Harvard faces Friday deadline to respond to House on plagiarism scandal
CNN
Harvard is due to respond by Friday to a demand from lawmakers for wide-ranging documents linked to the plagiarism controversy swirling around embattled President Claudine Gay.
Harvard is due to respond by Friday to a demand from lawmakers for wide-ranging documents linked to the plagiarism controversy swirling around embattled President Claudine Gay. The university’s expected response to the House Education and Workforce Committee could provide new details on the allegations and on how Harvard officials have responded. Rep. Virginia Foxx, the Republican chair of the committee, wrote a letter on December 20 to Penny Pritzker, the senior fellow of the powerful Harvard Corporation, the university’s top governing board, demanding information on Harvard’s response to “credible allegations of plagiarism” by Gay over a 24-year period.

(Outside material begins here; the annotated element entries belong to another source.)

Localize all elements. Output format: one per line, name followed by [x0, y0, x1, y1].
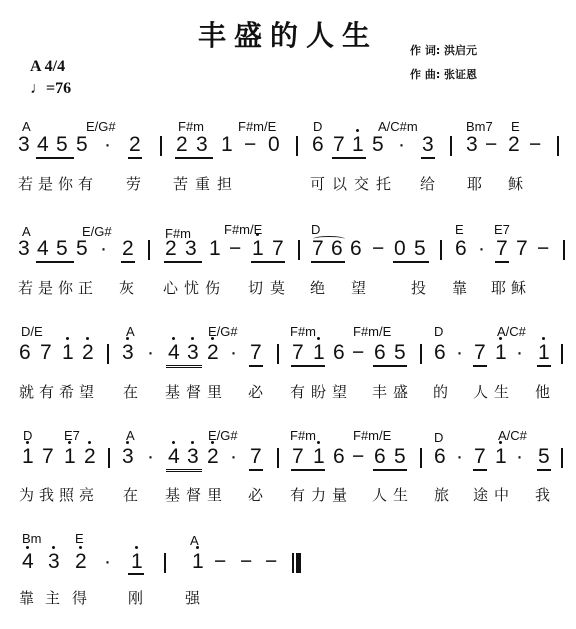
lyric: 为: [19, 484, 34, 505]
lyric: 投: [411, 277, 426, 298]
note-dot: ·: [147, 446, 154, 468]
note: 7: [272, 238, 284, 260]
lyric: 若: [18, 277, 33, 298]
lyric: 基: [165, 484, 180, 505]
note: 7: [40, 342, 52, 364]
chord: D: [311, 222, 320, 237]
lyric: 里: [207, 381, 222, 402]
chord: E: [75, 531, 84, 546]
lyric: 的: [433, 381, 448, 402]
note-high: 2: [75, 551, 87, 573]
tempo-marking: ♩=76: [30, 80, 71, 98]
note: 6: [374, 446, 386, 468]
note-high: 4: [22, 551, 34, 573]
note-high: 1: [192, 551, 204, 573]
lyric: 可: [310, 173, 325, 194]
lyric: 以: [332, 173, 347, 194]
final-bar-thick: [296, 553, 301, 573]
note-high: 1: [22, 446, 34, 468]
note: 7: [250, 446, 262, 468]
lyric: 劳: [126, 173, 141, 194]
chord: A: [22, 119, 31, 134]
lyric: 重: [195, 173, 210, 194]
lyric: 稣: [508, 173, 523, 194]
note: 3: [18, 238, 30, 260]
note: 5: [372, 134, 384, 156]
lyric: 是: [38, 277, 53, 298]
note: 7: [516, 238, 528, 260]
chord: A/C#: [498, 428, 527, 443]
note: 6: [333, 446, 345, 468]
bar-line: [296, 136, 298, 156]
note: 7: [474, 342, 486, 364]
note: 7: [42, 446, 54, 468]
lyric: 就: [19, 381, 34, 402]
note-dash: −: [352, 342, 364, 364]
lyric: 人: [473, 381, 488, 402]
note-high: 4: [168, 446, 180, 468]
note-dot: ·: [516, 446, 523, 468]
lyric: 督: [186, 381, 201, 402]
lyric: 希: [59, 381, 74, 402]
note: 6: [455, 238, 467, 260]
note: 3: [196, 134, 208, 156]
lyric: 你: [58, 277, 73, 298]
bar-line: [450, 136, 452, 156]
bar-line: [277, 448, 279, 468]
song-title: 丰盛的人生: [0, 14, 576, 54]
lyric: 交: [354, 173, 369, 194]
lyric: 旅: [434, 484, 449, 505]
note: 5: [538, 446, 550, 468]
note-high: 2: [207, 446, 219, 468]
lyric: 莫: [270, 277, 285, 298]
lyric: 耶: [491, 277, 506, 298]
note-dash: −: [485, 134, 497, 156]
lyric: 绝: [310, 277, 325, 298]
lyric: 人: [372, 484, 387, 505]
chord: F#m/E: [353, 324, 391, 339]
lyric: 靠: [452, 277, 467, 298]
note-high: 2: [82, 342, 94, 364]
note-dash: −: [240, 551, 252, 573]
note: 2: [508, 134, 520, 156]
lyric: 望: [332, 381, 347, 402]
bar-line: [107, 344, 109, 364]
note: 1: [221, 134, 233, 156]
note-high: 1: [495, 446, 507, 468]
note-high: 3: [48, 551, 60, 573]
note: 7: [292, 446, 304, 468]
chord: E: [455, 222, 464, 237]
note-high: 1: [313, 446, 325, 468]
note: 7: [474, 446, 486, 468]
bar-line: [164, 553, 166, 573]
note-dot: ·: [104, 551, 111, 573]
lyric: 丰: [372, 381, 387, 402]
note-dash: −: [214, 551, 226, 573]
chord: D: [434, 324, 443, 339]
note-high: 4: [168, 342, 180, 364]
note: 5: [56, 238, 68, 260]
note-high: 1: [62, 342, 74, 364]
chord: F#m: [178, 119, 204, 134]
lyric: 若: [18, 173, 33, 194]
note-dash: −: [352, 446, 364, 468]
note: 7: [250, 342, 262, 364]
bar-line: [563, 240, 565, 260]
note: 5: [394, 446, 406, 468]
bar-line: [148, 240, 150, 260]
lyric: 刚: [128, 587, 143, 608]
note-high: 3: [187, 342, 199, 364]
chord: D: [434, 430, 443, 445]
note-high: 1: [538, 342, 550, 364]
lyric: 我: [39, 484, 54, 505]
note-high: 3: [122, 446, 134, 468]
bar-line: [160, 136, 162, 156]
note: 6: [434, 446, 446, 468]
note-dot: ·: [100, 238, 107, 260]
lyric: 耶: [467, 173, 482, 194]
note: 0: [394, 238, 406, 260]
chord: F#m: [290, 324, 316, 339]
lyric: 心: [163, 277, 178, 298]
bar-line: [561, 344, 563, 364]
lyric: 有: [290, 381, 305, 402]
chord: F#m: [290, 428, 316, 443]
lyric: 有: [78, 173, 93, 194]
note-dash: −: [265, 551, 277, 573]
lyric: 盛: [393, 381, 408, 402]
bar-line: [440, 240, 442, 260]
note: 7: [496, 238, 508, 260]
lyric: 担: [217, 173, 232, 194]
note-high: 3: [187, 446, 199, 468]
note: 6: [19, 342, 31, 364]
lyric: 忧: [184, 277, 199, 298]
note: 2: [129, 134, 141, 156]
note-high: 1: [252, 238, 264, 260]
note-dot: ·: [230, 446, 237, 468]
chord: Bm: [22, 531, 42, 546]
lyric: 盼: [311, 381, 326, 402]
note: 5: [76, 238, 88, 260]
note: 7: [292, 342, 304, 364]
lyric: 量: [332, 484, 347, 505]
lyric: 正: [78, 277, 93, 298]
bar-line: [108, 448, 110, 468]
lyric: 途: [473, 484, 488, 505]
note-dot: ·: [456, 446, 463, 468]
note-dot: ·: [516, 342, 523, 364]
note: 2: [176, 134, 188, 156]
lyric: 托: [376, 173, 391, 194]
lyric: 他: [535, 381, 550, 402]
note: 4: [37, 238, 49, 260]
note: 5: [414, 238, 426, 260]
note-high: 3: [122, 342, 134, 364]
note: 5: [56, 134, 68, 156]
note-dot: ·: [147, 342, 154, 364]
quarter-note-icon: ♩: [30, 80, 46, 97]
lyric: 督: [186, 484, 201, 505]
note-dot: ·: [398, 134, 405, 156]
lyric: 生: [393, 484, 408, 505]
note-dash: −: [537, 238, 549, 260]
note-high: 1: [495, 342, 507, 364]
lyric: 灰: [119, 277, 134, 298]
note: 7: [333, 134, 345, 156]
lyric: 在: [123, 381, 138, 402]
note: 6: [374, 342, 386, 364]
lyricist-credit: 作 词: 洪启元: [410, 42, 477, 58]
note: 6: [350, 238, 362, 260]
lyric: 切: [248, 277, 263, 298]
note: 7: [312, 238, 324, 260]
note-high: 1: [131, 551, 143, 573]
lyric: 照: [59, 484, 74, 505]
note: 3: [422, 134, 434, 156]
note-dot: ·: [456, 342, 463, 364]
chord: F#m/E: [353, 428, 391, 443]
note: 3: [185, 238, 197, 260]
note: 3: [466, 134, 478, 156]
lyric: 稣: [511, 277, 526, 298]
note: 5: [76, 134, 88, 156]
lyric: 靠: [19, 587, 34, 608]
note-high: 2: [84, 446, 96, 468]
chord: E7: [494, 222, 510, 237]
chord: D/E: [21, 324, 43, 339]
lyric: 望: [79, 381, 94, 402]
bar-line: [561, 448, 563, 468]
lyric: 中: [494, 484, 509, 505]
note-dot: ·: [230, 342, 237, 364]
chord: E7: [64, 428, 80, 443]
note: 6: [333, 342, 345, 364]
note: 4: [37, 134, 49, 156]
bar-line: [298, 240, 300, 260]
lyric: 是: [38, 173, 53, 194]
lyric: 得: [72, 587, 87, 608]
lyric: 亮: [79, 484, 94, 505]
chord: D: [313, 119, 322, 134]
chord: E: [511, 119, 520, 134]
note: 6: [312, 134, 324, 156]
lyric: 有: [290, 484, 305, 505]
bar-line: [277, 344, 279, 364]
note: 5: [394, 342, 406, 364]
note: 0: [268, 134, 280, 156]
lyric: 我: [535, 484, 550, 505]
chord: F#m/E: [238, 119, 276, 134]
lyric: 基: [165, 381, 180, 402]
note-dash: −: [229, 238, 241, 260]
lyric: 苦: [173, 173, 188, 194]
note: 3: [18, 134, 30, 156]
lyric: 里: [207, 484, 222, 505]
lyric: 生: [494, 381, 509, 402]
composer-credit: 作 曲: 张证恩: [410, 66, 477, 82]
note-high: 1: [313, 342, 325, 364]
chord: Bm7: [466, 119, 493, 134]
lyric: 力: [311, 484, 326, 505]
note: 6: [434, 342, 446, 364]
lyric: 必: [248, 484, 263, 505]
note: 2: [122, 238, 134, 260]
lyric: 望: [351, 277, 366, 298]
note-dash: −: [372, 238, 384, 260]
note: 1: [209, 238, 221, 260]
lyric: 强: [185, 587, 200, 608]
note: 2: [165, 238, 177, 260]
lyric: 主: [45, 587, 60, 608]
note: 6: [331, 238, 343, 260]
note-high: 1: [352, 134, 364, 156]
note-high: 2: [207, 342, 219, 364]
lyric: 必: [248, 381, 263, 402]
lyric: 有: [39, 381, 54, 402]
note-dash: −: [529, 134, 541, 156]
chord: E/G#: [86, 119, 116, 134]
bar-line: [557, 136, 559, 156]
lyric: 在: [123, 484, 138, 505]
note-high: 1: [64, 446, 76, 468]
chord: A/C#m: [378, 119, 418, 134]
bar-line: [420, 344, 422, 364]
bar-line: [420, 448, 422, 468]
lyric: 给: [420, 173, 435, 194]
lyric: 伤: [205, 277, 220, 298]
note-dot: ·: [104, 134, 111, 156]
lyric: 你: [58, 173, 73, 194]
final-bar-thin: [292, 553, 294, 573]
key-time-signature: A 4/4: [30, 58, 65, 76]
note-dash: −: [244, 134, 256, 156]
note-dot: ·: [478, 238, 485, 260]
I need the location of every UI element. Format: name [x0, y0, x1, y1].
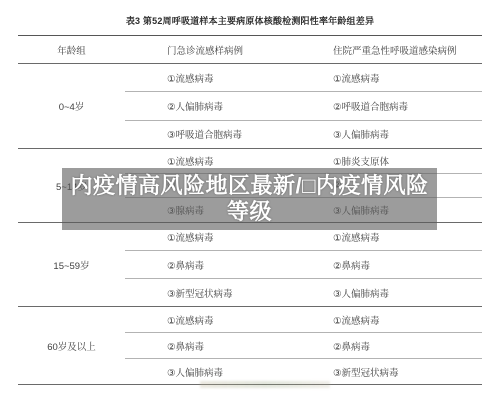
overlay-ad-banner[interactable]: 内疫情高风险地区最新/□内疫情风险 等级	[62, 168, 437, 230]
table-subrow: ①流感病毒 ①流感病毒	[125, 307, 482, 332]
overlay-headline-line2: 等级	[227, 199, 272, 225]
table-cell: ①肺炎支原体	[315, 154, 482, 168]
table-subrow: ③人偏肺病毒 ③新型冠状病毒	[125, 358, 482, 384]
table-row: 0~4岁 ①流感病毒 ①流感病毒 ②人偏肺病毒 ②呼吸道合胞病毒 ③呼吸道合胞病…	[18, 64, 482, 149]
table-row: 15~59岁 ①流感病毒 ①流感病毒 ②鼻病毒 ②鼻病毒 ③新型冠状病毒 ③人偏…	[18, 223, 482, 307]
table-cell: ①流感病毒	[315, 313, 482, 327]
table-cell: ②鼻病毒	[315, 258, 482, 272]
table-cell: ②人偏肺病毒	[125, 99, 315, 113]
table-cell: ②鼻病毒	[315, 339, 482, 353]
table-subrow: ②鼻病毒 ②鼻病毒	[125, 250, 482, 278]
header-age-group: 年龄组	[18, 43, 125, 57]
table-cell: ①流感病毒	[125, 71, 315, 85]
table-cell: ①流感病毒	[125, 230, 315, 244]
table-cell: ①流感病毒	[125, 154, 315, 168]
table-subrow: ①流感病毒 ①流感病毒	[125, 64, 482, 91]
table-subrow: ③呼吸道合胞病毒 ③人偏肺病毒	[125, 120, 482, 148]
table-cell: ③人偏肺病毒	[315, 127, 482, 141]
table-cell: ③人偏肺病毒	[315, 286, 482, 300]
age-group-label: 15~59岁	[18, 223, 125, 306]
table-cell: ①流感病毒	[315, 230, 482, 244]
screenshot-root: 表3 第52周呼吸道样本主要病原体核酸检测阳性率年龄组差异 年龄组 门急诊流感样…	[0, 0, 500, 402]
header-inpatient-sari: 住院严重急性呼吸道感染病例	[315, 43, 482, 57]
table-subrow: ②鼻病毒 ②鼻病毒	[125, 332, 482, 358]
table-header-row: 年龄组 门急诊流感样病例 住院严重急性呼吸道感染病例	[18, 36, 482, 64]
overlay-headline-line1: 内疫情高风险地区最新/□内疫情风险	[71, 173, 429, 199]
age-group-label: 0~4岁	[18, 64, 125, 148]
age-group-label: 60岁及以上	[18, 307, 125, 384]
table-subrow: ②人偏肺病毒 ②呼吸道合胞病毒	[125, 91, 482, 119]
table-cell: ②呼吸道合胞病毒	[315, 99, 482, 113]
table-cell: ③新型冠状病毒	[125, 286, 315, 300]
table-cell: ③人偏肺病毒	[125, 365, 315, 379]
table-cell: ③新型冠状病毒	[315, 365, 482, 379]
table-cell: ①流感病毒	[315, 71, 482, 85]
header-outpatient-ili: 门急诊流感样病例	[125, 43, 315, 57]
table-subrow: ③新型冠状病毒 ③人偏肺病毒	[125, 278, 482, 306]
table-row: 60岁及以上 ①流感病毒 ①流感病毒 ②鼻病毒 ②鼻病毒 ③人偏肺病毒 ③新型冠…	[18, 307, 482, 385]
table-title: 表3 第52周呼吸道样本主要病原体核酸检测阳性率年龄组差异	[0, 14, 500, 27]
table-cell: ②鼻病毒	[125, 339, 315, 353]
table-cell: ③呼吸道合胞病毒	[125, 127, 315, 141]
table-cell: ②鼻病毒	[125, 258, 315, 272]
table-cell: ①流感病毒	[125, 313, 315, 327]
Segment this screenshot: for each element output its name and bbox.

Foxx’s letter requested a “written response” by December 29 to produce a series of documents such as “all documents and communications concerning the initial allegations of plagiarism and the ‘independent review’” of Gay’s scholarship, including “all meeting minutes, transcripts, notes, coordinating communications, memoranda or other materials.” Harvard has also been asked to provide documents related to the university’s “public response to media inquiries” about the plagiarism allegations as well as “any and all communications” between Harvard and its regional accreditor regarding its performance on academic honesty. Some of Harvard’s critics have argued there is a double standard on plagiarism, where students are held to one set of rules and the university’s president to another.